A four-hour conversation — with many moments of tears — ensued, her at home and him at his office at First Baptist Waycross.

“We talked for two hours before I thought of asking what he did for a living,” Stone remembers. “When he said he was a minister, I just lost it.”

All parties were eager to meet. They learned how both the Stones and Wheelers lived 10 minutes from each other in Travelers Rest, north of Greenville. John’s sister, Suzanne, is practically a neighbor of the Stones. For several years John has taken youth groups to Centrifuge at North Greenville University, and when he was in college would regularly ride his bicycle on a road that went right behind his birth mother’s home.

They all agreed to gather in Savannah at an Olive Garden.

Sandra and Larry got there first. Though she’d never seen a picture of John, she knew it was him and ran to him.

“After all these years all I’d seen was that sweet baby’s face and couldn’t imagine what he looked like now,” Sandra told The Index.

“We hit it off,” said John, who calls Stone “Maw Maw.” “It was instantaneous.”

2 supporting mothers

Sandra Stone and Pat Wheeler also hit it off, becoming best friends. Now, John has two mothers active in his life. They want to know how he’s doing, how his wife Lesley and their daughters are doing, how youth ministry is going.

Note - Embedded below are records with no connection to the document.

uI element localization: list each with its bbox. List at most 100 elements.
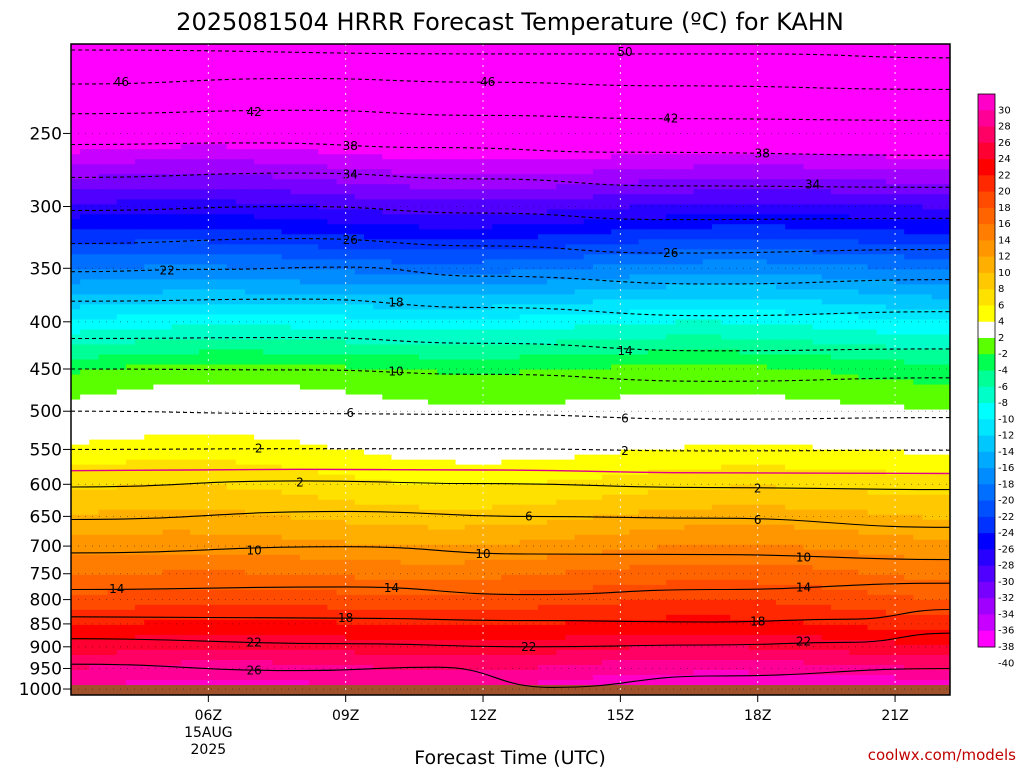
temp-cell xyxy=(290,84,301,90)
temp-cell xyxy=(217,214,228,220)
temp-cell xyxy=(125,209,136,215)
temp-cell xyxy=(217,349,228,356)
temp-cell xyxy=(71,279,81,285)
temp-cell xyxy=(235,349,246,356)
temp-cell xyxy=(125,104,136,110)
temp-cell xyxy=(263,474,274,481)
temp-cell xyxy=(89,399,100,406)
temp-cell xyxy=(263,439,274,446)
temp-cell xyxy=(254,199,264,205)
temp-cell xyxy=(162,89,173,95)
temp-cell xyxy=(299,674,310,681)
temp-cell xyxy=(400,134,411,140)
temp-cell xyxy=(180,534,191,541)
temp-cell xyxy=(364,529,374,536)
temp-cell xyxy=(180,469,191,476)
temp-cell xyxy=(208,259,219,265)
temp-cell xyxy=(125,629,136,636)
temp-cell xyxy=(89,569,100,576)
temp-cell xyxy=(80,339,90,346)
temp-cell xyxy=(125,294,136,300)
temp-cell xyxy=(244,174,255,180)
temp-cell xyxy=(190,79,200,85)
temp-cell xyxy=(354,334,365,341)
temp-cell xyxy=(171,504,182,511)
temp-cell xyxy=(144,154,155,160)
temp-cell xyxy=(80,669,90,676)
temp-cell xyxy=(327,414,338,421)
temp-cell xyxy=(199,124,209,130)
temp-cell xyxy=(235,409,246,416)
temp-cell xyxy=(162,124,173,130)
temp-cell xyxy=(80,309,90,316)
temp-cell xyxy=(327,434,338,441)
temp-cell xyxy=(226,494,237,501)
temp-cell xyxy=(199,104,209,110)
temp-cell xyxy=(272,464,283,471)
temp-cell xyxy=(299,479,310,486)
temp-cell xyxy=(208,449,219,456)
temp-cell xyxy=(180,514,191,521)
temp-cell xyxy=(391,389,402,396)
temp-cell xyxy=(116,614,127,621)
temp-cell xyxy=(382,229,393,235)
temp-cell xyxy=(171,149,182,155)
temp-cell xyxy=(373,409,383,416)
temp-cell xyxy=(190,519,200,526)
temp-cell xyxy=(318,424,328,431)
temp-cell xyxy=(171,394,182,401)
temp-cell xyxy=(199,134,209,140)
temp-cell xyxy=(180,289,191,295)
temp-cell xyxy=(382,649,393,656)
temp-cell xyxy=(290,604,301,611)
temp-cell xyxy=(244,204,255,210)
temp-cell xyxy=(180,399,191,406)
temp-cell xyxy=(244,324,255,331)
temp-cell xyxy=(199,79,209,85)
temp-cell xyxy=(107,149,118,155)
temp-cell xyxy=(153,479,164,486)
temp-cell xyxy=(336,419,347,426)
temp-cell xyxy=(418,49,429,55)
temp-cell xyxy=(345,334,356,341)
temp-cell xyxy=(373,599,383,606)
temp-cell xyxy=(116,384,127,391)
temp-cell xyxy=(244,89,255,95)
temp-cell xyxy=(107,219,118,225)
temp-cell xyxy=(116,229,127,235)
temp-cell xyxy=(80,609,90,616)
temp-cell xyxy=(199,144,209,150)
temp-cell xyxy=(71,79,81,85)
temp-cell xyxy=(318,169,328,175)
temp-cell xyxy=(107,324,118,331)
temp-cell xyxy=(226,294,237,300)
temp-cell xyxy=(144,564,155,571)
temp-cell xyxy=(336,179,347,185)
temp-cell xyxy=(153,649,164,656)
temp-cell xyxy=(180,339,191,346)
temp-cell xyxy=(135,179,145,185)
temp-cell xyxy=(89,304,100,311)
temp-cell xyxy=(144,639,155,646)
temp-cell xyxy=(162,144,173,150)
temp-cell xyxy=(107,299,118,305)
temp-cell xyxy=(309,504,319,511)
temp-cell xyxy=(153,59,164,65)
temp-cell xyxy=(235,314,246,321)
temp-cell xyxy=(235,389,246,396)
temp-cell xyxy=(290,409,301,416)
temp-cell xyxy=(254,634,264,641)
temp-cell xyxy=(98,579,109,586)
temp-cell xyxy=(208,654,219,661)
temp-cell xyxy=(190,609,200,616)
temp-cell xyxy=(89,269,100,275)
temp-cell xyxy=(107,334,118,341)
temp-cell xyxy=(318,414,328,421)
temp-cell xyxy=(254,674,264,681)
temp-cell xyxy=(327,479,338,486)
temp-cell xyxy=(125,624,136,631)
temp-cell xyxy=(345,399,356,406)
temp-cell xyxy=(281,499,292,506)
temp-cell xyxy=(318,129,328,135)
temp-cell xyxy=(235,674,246,681)
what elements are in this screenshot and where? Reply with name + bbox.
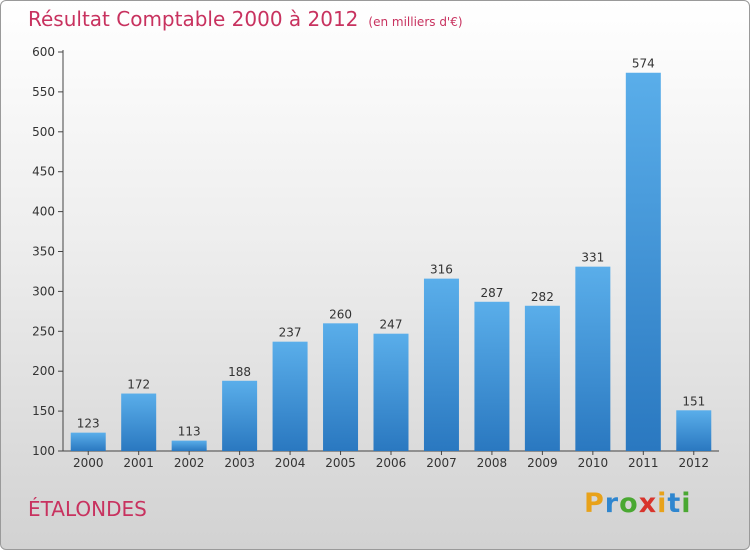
y-tick-label: 150 bbox=[32, 404, 55, 418]
value-label-2002: 113 bbox=[178, 425, 201, 439]
bar-2008 bbox=[474, 301, 510, 451]
x-tick-label-2002: 2002 bbox=[174, 456, 205, 470]
y-tick-label: 550 bbox=[32, 85, 55, 99]
value-label-2000: 123 bbox=[77, 417, 100, 431]
proxiti-logo: Proxiti bbox=[584, 488, 692, 519]
value-label-2005: 260 bbox=[329, 307, 352, 321]
bar-2004 bbox=[272, 341, 308, 451]
x-tick-label-2001: 2001 bbox=[123, 456, 154, 470]
value-label-2001: 172 bbox=[127, 378, 150, 392]
value-label-2011: 574 bbox=[632, 57, 655, 71]
y-tick-label: 250 bbox=[32, 324, 55, 338]
bar-2006 bbox=[373, 333, 409, 451]
logo-letter: i bbox=[681, 488, 692, 519]
value-label-2012: 151 bbox=[682, 394, 705, 408]
value-label-2007: 316 bbox=[430, 263, 453, 277]
y-tick-label: 600 bbox=[32, 45, 55, 59]
bar-2011 bbox=[625, 72, 661, 452]
value-label-2008: 287 bbox=[480, 286, 503, 300]
bar-2002 bbox=[171, 440, 207, 451]
x-tick-label-2004: 2004 bbox=[275, 456, 306, 470]
y-tick-label: 100 bbox=[32, 444, 55, 458]
bar-2010 bbox=[575, 266, 611, 451]
bar-2000 bbox=[70, 432, 106, 451]
logo-letter: o bbox=[619, 488, 639, 519]
y-tick-label: 450 bbox=[32, 165, 55, 179]
value-label-2009: 282 bbox=[531, 290, 554, 304]
value-label-2010: 331 bbox=[581, 251, 604, 265]
x-tick-label-2009: 2009 bbox=[527, 456, 558, 470]
x-tick-label-2007: 2007 bbox=[426, 456, 457, 470]
bar-2005 bbox=[323, 323, 359, 451]
x-tick-label-2012: 2012 bbox=[678, 456, 709, 470]
y-tick-label: 350 bbox=[32, 245, 55, 259]
x-tick-label-2011: 2011 bbox=[628, 456, 659, 470]
chart-title-text: Résultat Comptable 2000 à 2012 bbox=[28, 7, 359, 31]
bar-2007 bbox=[423, 278, 459, 451]
value-label-2004: 237 bbox=[279, 326, 302, 340]
y-tick-label: 400 bbox=[32, 205, 55, 219]
logo-letter: r bbox=[604, 488, 620, 519]
city-name: ÉTALONDES bbox=[28, 497, 147, 521]
x-tick-label-2010: 2010 bbox=[578, 456, 609, 470]
y-tick-label: 200 bbox=[32, 364, 55, 378]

“If I don’t call them two-three times a week, I get in trouble with those ladies,” he says. “They get along great and talk all the time. I’ve got two little old women minding my business and I love it.”

But recently John had to break some hard news to them.

In early April he went to the doctor with what he thought was a slight fever, thinking he had the flu. Instead, he was diagnosed with leukemia. Since then he’s gone through an initial chemotherapy regimen.

“Family” has become a much broader term for Wheeler. In addition to the extended family he met nine years ago, unwavering support has come from those at First Baptist Waycross as well as Ware County Fire and Rescue. In May, Station 1 of WCFR cooked over 250 Boston butts in a fundraiser for mounting medical bills.

“In my life I have never experienced the kind of love that has been poured out on our family from the amazing community in which I live!!” John wrote on his blog. “It is truly humbling and overwhelming to see in such a personal way the love of Christ being played out!!!”

If all goes well, he’ll receive a bone marrow transplant in August.

He’ll be in isolation for several weeks until his new cells build up. Then he’ll need to live in Augusta two or three months for someone at the clinic to check on him.

But if John has learned anything, it’s to never underestimate the love and faith of a mother. He knows it twice as well as most people. Two little old ladies won’t let him forget it.

“We’re going to see him through it,” Pat says.

“God’s not done with John,” Sandra says.

Their words mirror a decision made in favor of life more than 50 years ago. As then, it’s a belief that even when times are tough, God is in control. And following that road can echo for countless others.